Madame la présidente, madame la ministre, mes chers collègues, cette proposition de loi était attendue, depuis bien longtemps, par les acteurs de l’insertion professionnelle et les élus des territoires.
Le dispositif « territoires zéro chômeur de longue durée » est novateur, ambitieux et dynamique. Il répond tant aux besoins des demandeurs d’emploi de longue durée qu’aux besoins non satisfaits de nos territoires, dont certains, dévitalisés, ont vu renaître une économie et une dynamique locales et, a fortiori, se renforcer un lien social qui s’était distendu.
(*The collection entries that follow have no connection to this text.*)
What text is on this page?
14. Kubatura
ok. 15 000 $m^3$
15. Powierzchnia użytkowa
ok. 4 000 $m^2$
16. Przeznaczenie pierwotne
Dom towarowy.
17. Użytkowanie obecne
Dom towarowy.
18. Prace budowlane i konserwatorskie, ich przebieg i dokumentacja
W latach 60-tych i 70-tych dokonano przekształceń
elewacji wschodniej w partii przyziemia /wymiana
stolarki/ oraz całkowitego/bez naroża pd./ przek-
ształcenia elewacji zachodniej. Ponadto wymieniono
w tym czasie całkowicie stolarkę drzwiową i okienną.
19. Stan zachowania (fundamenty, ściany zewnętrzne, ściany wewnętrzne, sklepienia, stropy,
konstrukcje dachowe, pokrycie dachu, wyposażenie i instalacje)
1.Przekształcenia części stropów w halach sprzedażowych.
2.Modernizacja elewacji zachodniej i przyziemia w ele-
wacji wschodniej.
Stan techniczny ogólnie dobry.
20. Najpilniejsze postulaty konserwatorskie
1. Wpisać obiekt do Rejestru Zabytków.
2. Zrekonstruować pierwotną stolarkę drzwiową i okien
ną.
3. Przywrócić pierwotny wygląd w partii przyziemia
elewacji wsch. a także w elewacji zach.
Toutefois, c’est aussi un dispositif qui suscite du scepticisme chez certains. La preuve en est que c’est l’un des dispositifs les plus évalués de France, à la différence d’autres mesures prétendument créatrices d’emplois ; je pense notamment au crédit d’impôt pour la compétitivité et l’emploi (CICE). Cela doit nous amener à nous interroger sur la perception, très française, des fameux « indicateurs de performance ».
À Pierre Cahuc, qui évoque « le coût des emplois créés », à partir d’un calcul qui mériterait un débat, nous opposons non seulement le coût de la privation d’emploi, dont l’ampleur a été confirmée par une étude réalisée par le département d’économie de l’Université libre de Bruxelles, mais également l’utilité écologique et sociale de cette expérimentation.
En effet, nombre des activités supplémentaires créées dans les dix territoires expérimentateurs ont trait à la transition écologique et permettent la sauvegarde de l’environnement. Il convient dès lors d’en tenir compte et de mesurer, par exemple, leur impact sur notre empreinte carbone.
En outre, ces dispositifs ont permis de sortir de l’invisibilité des personnes qui échappaient aux radars de Pôle emploi et constituent les cohortes du non-recours aux prestations sociales.
Ce sont ces activités, qui visent à l’amélioration de « nos patrimoines critiques, à savoir notre patrimoine naturel et la santé sociale », pour reprendre la formule de la sociologue Dominique Méda, que nos fameux indicateurs économiques de performance devraient impérativement prendre en compte, en s’appuyant sur les nouveaux indicateurs de richesse introduits par la loi du 13 avril 2015 issue d’une proposition de loi d’Éva Sas.
Concernant maintenant l’examen du texte, je pense que l’on aurait pu faire l’économie de deux lectures en optant pour un vote conforme.
Même si nous n’approuvons pas l’entièreté des mesures adoptées par l’Assemblée nationale, notamment celles de l’article 3 bis ou de l’article 8, le texte final a été adopté à l’unanimité sur les bancs de cette chambre, aux fins d’aller vite, car la crise sociale nous oblige et un constat devrait s’imposer : nous n’avons pas le temps d’attendre !
Or, plutôt que d’aller dans ce sens, la commission des affaires sociales du Sénat a décidé de modifier sensiblement le dispositif, mettant à mal l’opérationnalité de ses dispositions. C’est, selon mon groupe, regrettable. Le Sénat va donc mettre à mal ce consensus, se faisant, au passage, le porte-voix des détracteurs, minoritaires, de l’expérimentation.
Peut-être le jeu en aurait-il valu la chandelle si le Sénat avait souhaité être plus ambitieux, afin de permettre à un plus grand nombre de territoires qui sont prêts et capables de répondre au cahier des charges de se lancer, mais il n’en est rien. Bien au contraire, le texte que nous examinons cet après-midi prévoit d’imposer une double tutelle et un copilotage : premièrement, une tutelle de Pôle emploi sur le choix des personnes qui pourront être recrutées dans les entreprises à but d’emploi ; deuxièmement, une tutelle des directions régionales des entreprises, de la concurrence, de la consommation, du travail et de l’emploi (Direccte) sur le choix des activités développées par ces entreprises ; enfin un copilotage des préfets avec les comités locaux.
Ces tutelles vont vider le projet de ses fondamentaux, en faisant reposer celui-ci sur un principe de défiance et en recentralisant la démarche. Or non seulement cette défiance est l’antithèse du droit à l’expérimentation, mais elle va également à l’encontre d’un principe dont le Sénat se fait régulièrement le défenseur : faire confiance à l’intelligence territoriale, faire confiance aux territoires.
Le groupe Écologiste – Solidarité et Territoires présentera donc des amendements de suppression de ces mesures, afin de revenir au texte de l’Assemblée nationale. C’est seulement s’ils sont adoptés que nous pourrons voter ce texte.